Марианна возмущенно помахала сигаретой.

— Чепуха! Все эти люди живут на моей земле практически даром, так что вполне могли бы сами позаботиться о ремонте. Крэбтри устроили у себя настоящий свинарник. Недавно я к ним заглянула и пришла в ужас.

Кейт вернулась на свое место и обвела взглядом комнату. Вот уж действительно свинарник! Но молчаливого упрека Марианна даже не заметила: открыла баночку с помадой и начала красить губы.

— Миссис Крэбтри никак не может прийти в себя после смерти мужа, — возразила Кейт. — Она измучена и напугана. А дом вовсе не похож на свинарник — просто немного не хватает порядка. Да и выгонять вдову нельзя: куда она пойдет с малыми детьми?

— Чепуха, — повторила Марианна и наклонилась к зеркалу, чтобы рассмотреть губы. — Наверняка давно придумала запасной вариант. Крэбтри умер больше года назад, так что следующий муженек уже, должно быть, на подходе. Вот увидишь.

Разговоры с мачехой неизменно напоминали попытки заглянуть в темный сарай: трудно было предположить, что именно там окажется, однако ничего хорошего ожидать не приходилось.

— Но ведь это жестоко. — Кейт постаралась говорить как можно увереннее и убедительнее.

— Пусть убираются, — настаивала Марианна. — Я не намерена терпеть бездельников. Ты же знаешь, что я ездила к ним на следующее утро после нелепого самоубийства викария и выражала соболезнования.

Как правило, Марианна избегала встреч с арендаторами и работниками — за исключением тех редких случаев, когда внезапно решала изобразить заботливую благодетельницу. В такие дни она одевалась особенно пышно и экстравагантно — должно быть, чтобы больнее унизить сельских жителей, — выходила из экипажа и безошибочно читала в испуганных лицах тупость и лень их обладателей, после чего приказывала падчерице выдворить неугодных прочь из поместья.

Спасало одно: не проходило и недели, как хозяйка напрочь забывала о собственных недавних распоряжениях.

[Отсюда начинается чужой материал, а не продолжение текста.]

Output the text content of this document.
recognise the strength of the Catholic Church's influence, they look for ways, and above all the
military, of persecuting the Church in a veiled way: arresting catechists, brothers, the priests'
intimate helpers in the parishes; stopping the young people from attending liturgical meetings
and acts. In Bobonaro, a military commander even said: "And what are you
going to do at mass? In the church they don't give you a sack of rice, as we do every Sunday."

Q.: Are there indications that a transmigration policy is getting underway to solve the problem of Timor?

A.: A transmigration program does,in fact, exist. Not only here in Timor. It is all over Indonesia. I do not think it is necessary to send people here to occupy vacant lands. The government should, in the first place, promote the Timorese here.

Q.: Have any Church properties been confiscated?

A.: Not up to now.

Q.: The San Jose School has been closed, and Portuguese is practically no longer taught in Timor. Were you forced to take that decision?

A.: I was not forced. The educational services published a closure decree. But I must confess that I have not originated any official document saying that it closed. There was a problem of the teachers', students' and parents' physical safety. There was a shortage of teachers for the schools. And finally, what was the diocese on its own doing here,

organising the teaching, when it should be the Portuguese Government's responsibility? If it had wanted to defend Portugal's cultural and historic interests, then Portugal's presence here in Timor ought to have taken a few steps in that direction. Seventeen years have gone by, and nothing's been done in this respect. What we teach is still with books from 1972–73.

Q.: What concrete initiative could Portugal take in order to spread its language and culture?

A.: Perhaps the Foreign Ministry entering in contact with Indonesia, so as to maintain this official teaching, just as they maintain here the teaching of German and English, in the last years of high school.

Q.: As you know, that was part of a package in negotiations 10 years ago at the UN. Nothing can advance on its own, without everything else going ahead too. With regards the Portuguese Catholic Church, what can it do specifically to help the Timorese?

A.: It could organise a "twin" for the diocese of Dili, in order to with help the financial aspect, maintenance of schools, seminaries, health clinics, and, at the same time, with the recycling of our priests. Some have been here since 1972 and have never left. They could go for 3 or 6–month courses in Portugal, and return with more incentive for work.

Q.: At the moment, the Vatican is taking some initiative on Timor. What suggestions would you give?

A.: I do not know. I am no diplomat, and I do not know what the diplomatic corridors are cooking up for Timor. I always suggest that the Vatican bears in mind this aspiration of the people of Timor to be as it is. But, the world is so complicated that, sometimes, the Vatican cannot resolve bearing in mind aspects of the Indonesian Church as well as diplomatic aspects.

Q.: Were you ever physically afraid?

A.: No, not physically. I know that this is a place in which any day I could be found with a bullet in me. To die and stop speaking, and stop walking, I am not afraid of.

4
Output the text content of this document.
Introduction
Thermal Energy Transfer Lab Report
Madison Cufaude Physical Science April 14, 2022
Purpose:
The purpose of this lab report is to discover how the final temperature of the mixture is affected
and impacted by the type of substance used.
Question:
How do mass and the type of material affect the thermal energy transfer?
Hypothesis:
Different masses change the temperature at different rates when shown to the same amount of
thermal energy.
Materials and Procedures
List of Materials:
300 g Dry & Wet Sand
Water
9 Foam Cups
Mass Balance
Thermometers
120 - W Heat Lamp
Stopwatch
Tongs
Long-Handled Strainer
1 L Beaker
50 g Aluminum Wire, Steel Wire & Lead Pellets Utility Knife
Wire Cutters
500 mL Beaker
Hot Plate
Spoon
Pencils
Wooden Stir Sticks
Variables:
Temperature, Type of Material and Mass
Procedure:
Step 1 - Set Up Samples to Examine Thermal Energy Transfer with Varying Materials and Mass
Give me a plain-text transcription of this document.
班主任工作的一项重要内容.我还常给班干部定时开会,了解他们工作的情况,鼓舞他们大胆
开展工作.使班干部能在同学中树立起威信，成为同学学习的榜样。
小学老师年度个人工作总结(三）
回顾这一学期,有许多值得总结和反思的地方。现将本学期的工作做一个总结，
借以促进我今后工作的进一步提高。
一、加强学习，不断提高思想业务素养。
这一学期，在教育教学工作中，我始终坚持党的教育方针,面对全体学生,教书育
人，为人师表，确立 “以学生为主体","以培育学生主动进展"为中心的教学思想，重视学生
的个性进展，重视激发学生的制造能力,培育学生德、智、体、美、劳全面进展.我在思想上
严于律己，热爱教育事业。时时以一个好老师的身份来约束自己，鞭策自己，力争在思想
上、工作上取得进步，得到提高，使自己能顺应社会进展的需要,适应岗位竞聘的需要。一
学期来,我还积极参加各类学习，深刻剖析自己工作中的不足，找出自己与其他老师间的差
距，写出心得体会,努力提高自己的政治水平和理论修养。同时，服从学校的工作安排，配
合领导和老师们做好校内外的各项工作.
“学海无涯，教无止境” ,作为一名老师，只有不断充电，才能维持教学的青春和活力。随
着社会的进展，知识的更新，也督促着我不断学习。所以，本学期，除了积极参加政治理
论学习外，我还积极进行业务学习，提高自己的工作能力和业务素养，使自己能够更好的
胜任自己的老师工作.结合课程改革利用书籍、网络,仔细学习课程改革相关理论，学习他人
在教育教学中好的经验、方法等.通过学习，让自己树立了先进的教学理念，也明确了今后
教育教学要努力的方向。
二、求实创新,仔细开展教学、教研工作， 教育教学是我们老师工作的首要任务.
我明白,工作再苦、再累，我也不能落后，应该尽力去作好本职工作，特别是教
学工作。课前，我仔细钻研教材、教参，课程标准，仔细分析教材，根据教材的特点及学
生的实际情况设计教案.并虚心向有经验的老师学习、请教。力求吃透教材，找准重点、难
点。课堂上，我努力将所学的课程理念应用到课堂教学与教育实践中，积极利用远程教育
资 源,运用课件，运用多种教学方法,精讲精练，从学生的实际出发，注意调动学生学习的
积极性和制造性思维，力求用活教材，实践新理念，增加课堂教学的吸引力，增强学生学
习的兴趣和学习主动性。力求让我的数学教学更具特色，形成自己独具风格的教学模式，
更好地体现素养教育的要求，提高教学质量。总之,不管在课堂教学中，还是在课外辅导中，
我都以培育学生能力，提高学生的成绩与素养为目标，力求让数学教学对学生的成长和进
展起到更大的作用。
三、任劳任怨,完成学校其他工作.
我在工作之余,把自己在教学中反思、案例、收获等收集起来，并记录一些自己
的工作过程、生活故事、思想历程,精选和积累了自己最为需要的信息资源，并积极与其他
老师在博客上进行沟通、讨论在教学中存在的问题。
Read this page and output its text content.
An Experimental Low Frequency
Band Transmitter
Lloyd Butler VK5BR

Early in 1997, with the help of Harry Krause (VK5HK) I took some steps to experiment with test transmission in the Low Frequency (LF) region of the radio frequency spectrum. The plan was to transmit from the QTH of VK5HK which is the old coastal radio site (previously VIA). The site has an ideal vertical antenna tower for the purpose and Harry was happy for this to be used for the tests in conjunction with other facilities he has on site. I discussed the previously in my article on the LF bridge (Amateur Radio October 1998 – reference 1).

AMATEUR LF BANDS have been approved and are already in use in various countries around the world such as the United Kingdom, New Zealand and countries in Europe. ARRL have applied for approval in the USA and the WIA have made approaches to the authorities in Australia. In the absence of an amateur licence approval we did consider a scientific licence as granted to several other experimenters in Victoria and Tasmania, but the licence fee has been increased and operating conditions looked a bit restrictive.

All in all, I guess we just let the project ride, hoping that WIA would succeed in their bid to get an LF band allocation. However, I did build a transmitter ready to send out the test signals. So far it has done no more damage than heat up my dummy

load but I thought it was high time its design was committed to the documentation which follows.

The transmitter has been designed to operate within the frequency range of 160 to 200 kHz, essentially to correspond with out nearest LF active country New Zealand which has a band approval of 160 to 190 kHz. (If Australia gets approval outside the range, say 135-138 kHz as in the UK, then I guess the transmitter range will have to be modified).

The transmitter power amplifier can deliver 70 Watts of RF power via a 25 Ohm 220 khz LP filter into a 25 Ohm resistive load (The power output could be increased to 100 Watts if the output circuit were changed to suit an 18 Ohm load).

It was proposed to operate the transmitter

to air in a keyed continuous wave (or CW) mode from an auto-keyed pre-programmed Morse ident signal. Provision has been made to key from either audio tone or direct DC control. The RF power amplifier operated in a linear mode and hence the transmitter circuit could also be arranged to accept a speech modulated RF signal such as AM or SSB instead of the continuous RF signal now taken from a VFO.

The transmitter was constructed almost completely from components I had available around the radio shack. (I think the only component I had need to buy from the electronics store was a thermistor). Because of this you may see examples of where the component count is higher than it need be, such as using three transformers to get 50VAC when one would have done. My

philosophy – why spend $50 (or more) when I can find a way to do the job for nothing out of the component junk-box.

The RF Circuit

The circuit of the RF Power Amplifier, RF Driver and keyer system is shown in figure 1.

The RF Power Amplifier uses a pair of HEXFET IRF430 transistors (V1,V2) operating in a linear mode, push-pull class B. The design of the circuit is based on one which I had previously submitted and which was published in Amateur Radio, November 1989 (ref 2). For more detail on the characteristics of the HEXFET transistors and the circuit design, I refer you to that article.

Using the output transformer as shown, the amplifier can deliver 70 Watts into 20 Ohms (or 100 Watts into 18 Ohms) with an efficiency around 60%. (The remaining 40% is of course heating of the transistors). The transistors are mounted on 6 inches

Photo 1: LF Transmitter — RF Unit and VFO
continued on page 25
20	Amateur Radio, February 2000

— Эта женщина, Крэбтри, лежала на диване и плакала. Ты только представь: дети ползают по всей комнате — омерзительное количество детей, — а она отвернулась к стене и рыдает. И плечи трясутся как у плохой актрисы. Может быть, имеет смысл поступить в бродячий театр? Вдовушка недурна собой.

— Она…

Марианна тут же перебила:

— Ненавижу бездельников. Думаешь, когда умер мой первый муж, полковник, я лежала и плакала? Да и после смерти твоего отца разве проронила хотя бы слезинку? А ведь мы с ним наслаждались семейным счастьем всего лишь несколько месяцев!

Кейт слез не заметила, но Марианна и не ждала подтверждения.

— Возможно, миссис Крэбтри и не обладает вашей силой духа, но у нее четверо маленьких детей и мы обязаны о них позаботиться.

— Все, хватит об этом. Мне нужно сообщить тебе кое-что важное. Сегодня вечером приедет лорд Димсдейл, так что обедать будешь с нами. — Марианна выпустила изо рта колечко дыма, и Кейт с трудом сдержалась, чтобы не поморщиться.